Gott liebt Sportler. Das habe ich zufällig erfahren, als ich einmal im Westerwald in einem sogenannten Sporthotel übernachtete. Ich konnte dort lange nicht einschlafen. In der Minibar meines Zimmers standen nur energiespendende Getränke. An den Wänden hingen Fotos von fröhlich schwitzenden Männern und Frauen, die gerade hervorragende Sportleistungen erbracht hatten. Eine Mappe mit detaillierter Beschreibung aller Joggingrouten rund um das Hotel lag auf dem Tisch. Wenn man fünf Minuten in dem Sportzimmer gelegen hatte, wollte man nichts als raus und so schnell wie möglich fünf Runden um das Hotel laufen. Ich konnte mich mit letzter Kraft noch bremsen und holte stattdessen die Bibel aus dem Nachtschrank. Es war eine spezielle Ausgabe: »Mit vollem Einsatz ins neue Testament« hieß sie und war mit neuen, mir unbekannten Texten angereichert: mit Berichten internationaler Spitzensportler darüber, wie wichtig ihnen ihr Glaube war. Das Testament kannte ich mehr oder weniger, deswegen konzentrierte ich mich auf die neuen Berichte. Man bekam darin vermittelt, dass Gott Sportler liebte und sie es ihm in gleicher Münze zurückzahlten.

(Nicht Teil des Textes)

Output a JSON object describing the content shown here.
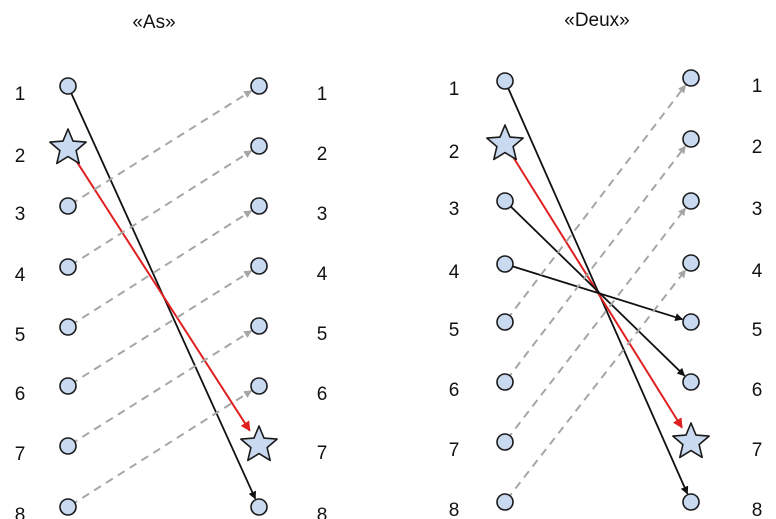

»Alles, was ich kann, habe ich Gott zu verdanken. Und ich kann nur Fußball«, sagt da z.B. ein Fußballspieler. »Das heißt, Gott muss Fußball lieben«, schlussfolgert er. Ein Synchronschwimmer erzählte, dass er sich im Wasser wie im Himmel fühlte, und ein Basketballspieler meinte, er hätte von Jesus gelernt, Niederlagen wegzustecken und mit seinen Nächsten respektvoll umzugehen: »Früher hasste ich meine Mitspieler, ich fand sie allesamt arrogant, eingebildet, blöd. Doch bei Jesus lernte ich, meinen Nächsten zu lieben. Seitdem geht es mit mir und der Mannschaft aufwärts.«
Es scheint, dass Gott Mannschaftsspiele ganz besonders liebt. Er will wahrscheinlich, dass wir wie auf dem Fußballfeld meiner Kindheit hintereinander herrennen, notfalls ohne Ball, ohne Pause und ohne Tore.